В числе многих предложенных его величеству увеселений была комедия «Невежда», написанная на латыни одним из студентов и представленная в Клер-холле студентами колледжа Королевы. По этому случаю Клер-холл был пестро украшен, а для короля сооружен специальный подиум, на котором он и восседал в компании графа и графини Сомерсет, графа и графини Саффолк.
Его величество показал большой интерес к этому высокоученому зрелищу, а отнюдь не смягченный латынью грубый юмор вызывал у короля приступы гомерического хохота. Однако в этот вечер для короля нашелся еще один предмет интереса.
В антрактах король оглядывал публику и приметил изящно сложенного молодого человека чуть старше двадцати лет на вид. Молодой человек был облачен в черный костюм, который когда-то, возможно, гляделся щегольски, но теперь изрядно обносился, однако потрепанный наряд не мог скрыть грации в движениях, а в лице, обрамленном блестящими каштановыми волосами, его величество приметил внутреннее благородство.
Король удостоил молодого человека долгим взглядом – он вообще не скрываясь пялился на все, что привлекало его внимание.

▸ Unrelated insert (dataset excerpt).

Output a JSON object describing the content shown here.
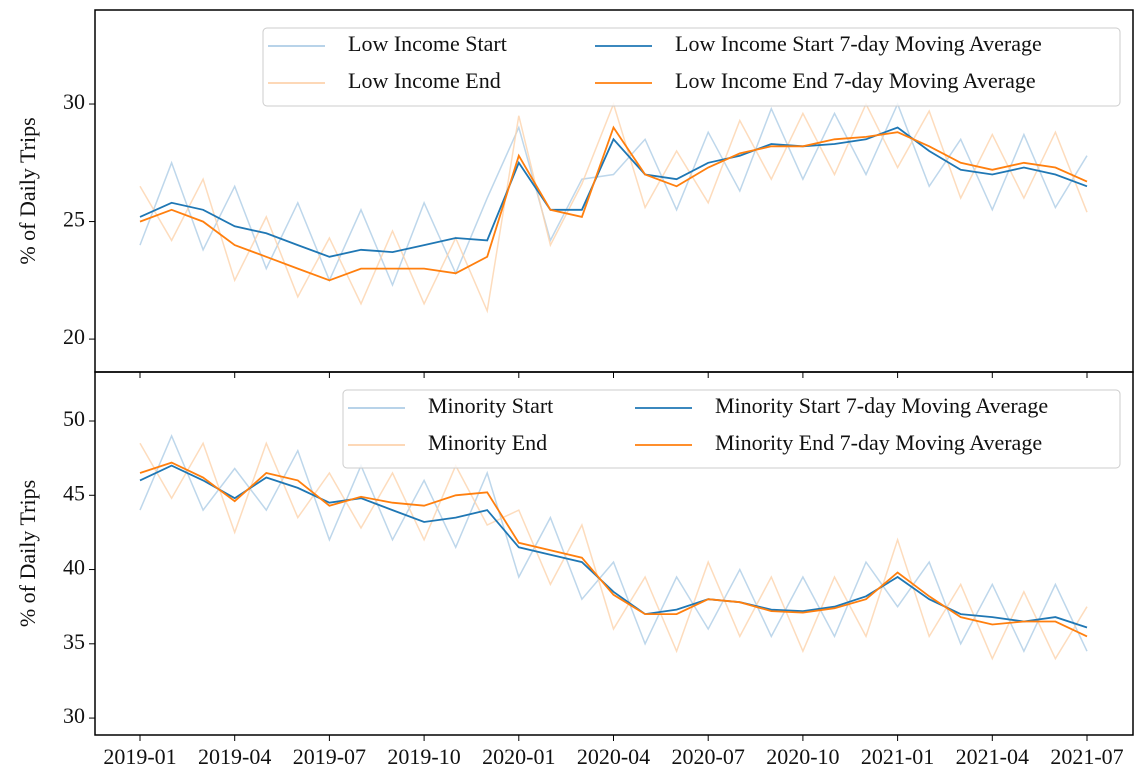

Он даже пошел еще дальше – указал на незнакомца графине Саффолк. Молодой человек, заметив это, залился краской и неловко переминался с ноги на ногу.
Среди приметивших интерес короля был и сэр Томас Лейк. Его темные глаза зажглись интересом, лицо приняло озабоченное выражение.
Пока шел следующий акт, сэр Томас тихонечко пробрался сквозь публику, и когда наступил антракт, молодой человек обнаружил рядом с собой высокого, представительного и богато одетого придворного, который, приятно улыбаясь, искал с ним знакомства. Придворный начал расспрашивать юношу о нем самом и о его семье. Беседуя с молодым человеком, сэр Томас не упускал из виду и королевской трибуны: интерес его величества к незнакомцу нисколько не уменьшился, он теперь разглядывал не только милого юношу, но и стоявшего с ним придворного.